Kemudian dijabarkan oleh Riki kewajiban dari PSE ketika terjadi data breach, meliputi wajib memberitahu pengguna akan terjadinya kebocoran data pribadi, potensi dampak kebocoran, dan apa yang harus dilakukan oleh pemilik data pribadi yang bocor.
“PSE juga wajib memberitahukan kanal aduan kebocoran data yang mudah diakses oleh pemilik data pribadi. Serta sesuai PP 71/2019 Pasal 31, PSE wajib memberikan ganti rugi kepada individu yang mengalami kerugian langsung akibat data kebocoran data,” lanjut Riki.
Selain itu, PSE juga wajib menjelaskan peristiwa kebocoran data pribadi serta langkah yang telah dan akan dilakukan untuk menutup kebocoran data kepada pengawas atau regulator. “PSE juga wajib menutup kebocoran data pribadi semaksimal mungkin yang diketahui,” ungkap Riki.
Sebelum terjadi data breach, sesuai PP 71/2019 tersebut (PP PSTE) PSE diharuskan memenuhi kewajiban regulasi yang disyaratkan, antara lain:
- Pasal 14 ayat 1: Penyelenggara Sistem Elektronik wajib melaksanakan prinsip pelindungan data pribadi dalam melakukan pemrosesan data pribadi;
- Pasal 26 ayat 1: Penyelenggara Sistem Elektronik wajib menjaga kerahasiaan, keutuhan, keautentikan, keteraksesan, ketersediaan, dan dapat ditelusurinya suatu informasi elektronik dan/atau dokumen elektronik sesuai;
- Pasal 31: Penyelenggara Sistem Elektronik wajib melindungi penggunanya dan masyarakat luas dari kerugian yang ditimbulkan oleh sistem elektronik yang diselenggarakannya.
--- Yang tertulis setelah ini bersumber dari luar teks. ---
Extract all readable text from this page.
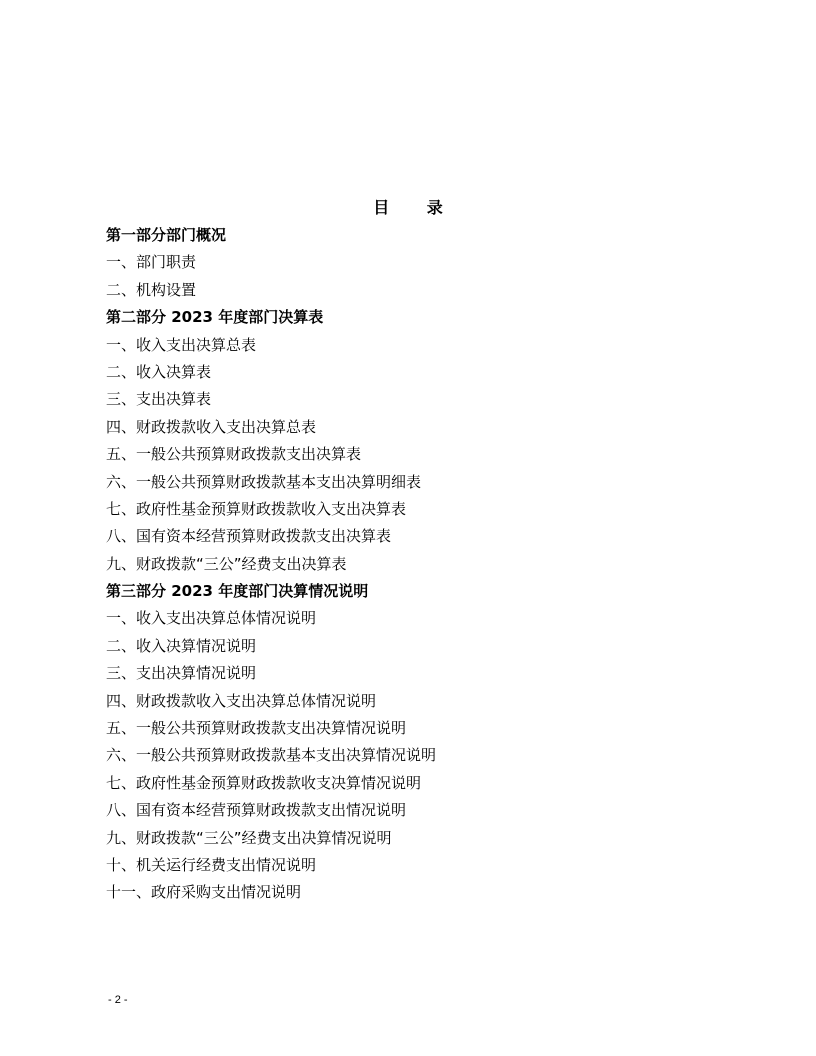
目 录
第一部分部门概况
一、部门职责
二、机构设置
第二部分 2023 年度部门决算表
一、收入支出决算总表
二、收入决算表
三、支出决算表
四、财政拨款收入支出决算总表
五、一般公共预算财政拨款支出决算表
六、一般公共预算财政拨款基本支出决算明细表
七、政府性基金预算财政拨款收入支出决算表
八、国有资本经营预算财政拨款支出决算表
九、财政拨款“三公”经费支出决算表
第三部分 2023 年度部门决算情况说明
一、收入支出决算总体情况说明
二、收入决算情况说明
三、支出决算情况说明
四、财政拨款收入支出决算总体情况说明
五、一般公共预算财政拨款支出决算情况说明
六、一般公共预算财政拨款基本支出决算情况说明
七、政府性基金预算财政拨款收支决算情况说明
八、国有资本经营预算财政拨款支出情况说明
九、财政拨款“三公”经费支出决算情况说明
十、机关运行经费支出情况说明
十一、政府采购支出情况说明
- 2 -
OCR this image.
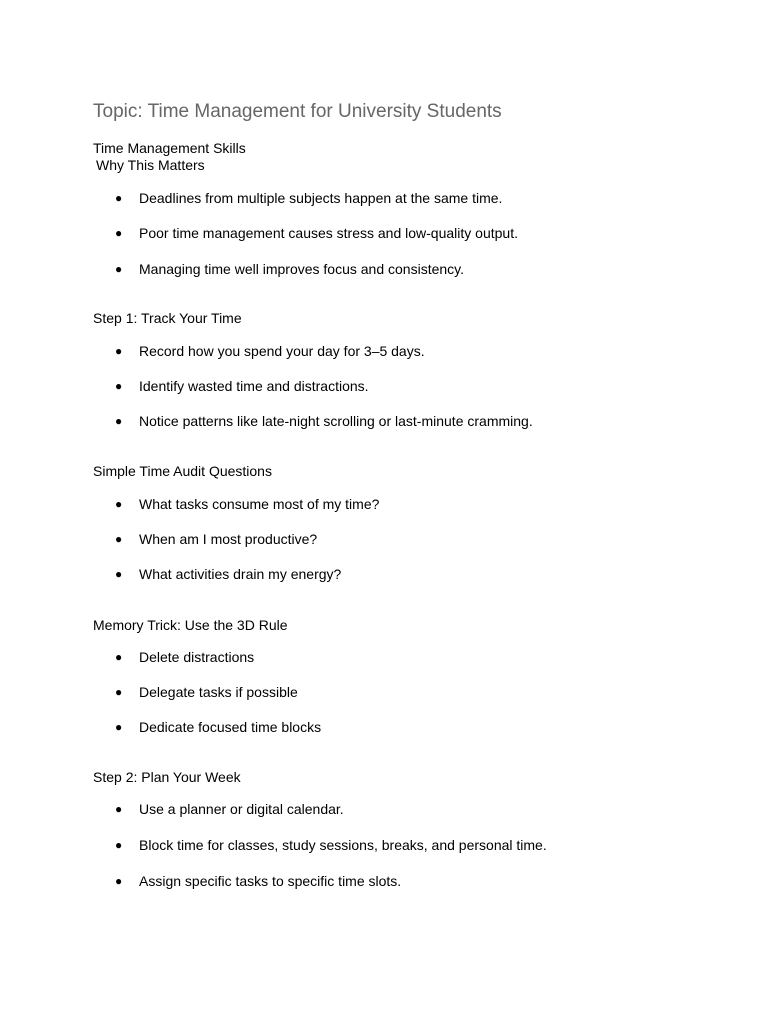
Topic: Time Management for University Students
Time Management Skills
Why This Matters
● Deadlines from multiple subjects happen at the same time.
● Poor time management causes stress and low-quality output.
● Managing time well improves focus and consistency.
Step 1: Track Your Time
● Record how you spend your day for 3–5 days.
● Identify wasted time and distractions.
● Notice patterns like late-night scrolling or last-minute cramming.
Simple Time Audit Questions
● What tasks consume most of my time?
● When am I most productive?
● What activities drain my energy?
Memory Trick: Use the 3D Rule
● Delete distractions
● Delegate tasks if possible
● Dedicate focused time blocks
Step 2: Plan Your Week
● Use a planner or digital calendar.
● Block time for classes, study sessions, breaks, and personal time.
● Assign specific tasks to specific time slots.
Lihat Juga: Peraturan Pemerintah Penyelenggaraan Sistem dan Transaksi Elektronik (PSTE)
Sedangkan dari sisi regulator, pemerintah melakukan berbagai tindakan ketika terjadi pelanggaran data. Misalnya secara proaktif menindaklanjuti semua laporan dugaan kebocoran dan melakukan evaluasi terhadap laporan tersebut.
“Pemerintah juga akan memastikan PSE telah menutup celah kebocoran, serta menjaga hak pemilik data yang bocor agar tetap terlindungi. Selain itu pemerintah tentu akan melakukan evaluasi kepatuhan PSE terhadap regulasi, dan penjatuhan sanksi,” tutur Riki.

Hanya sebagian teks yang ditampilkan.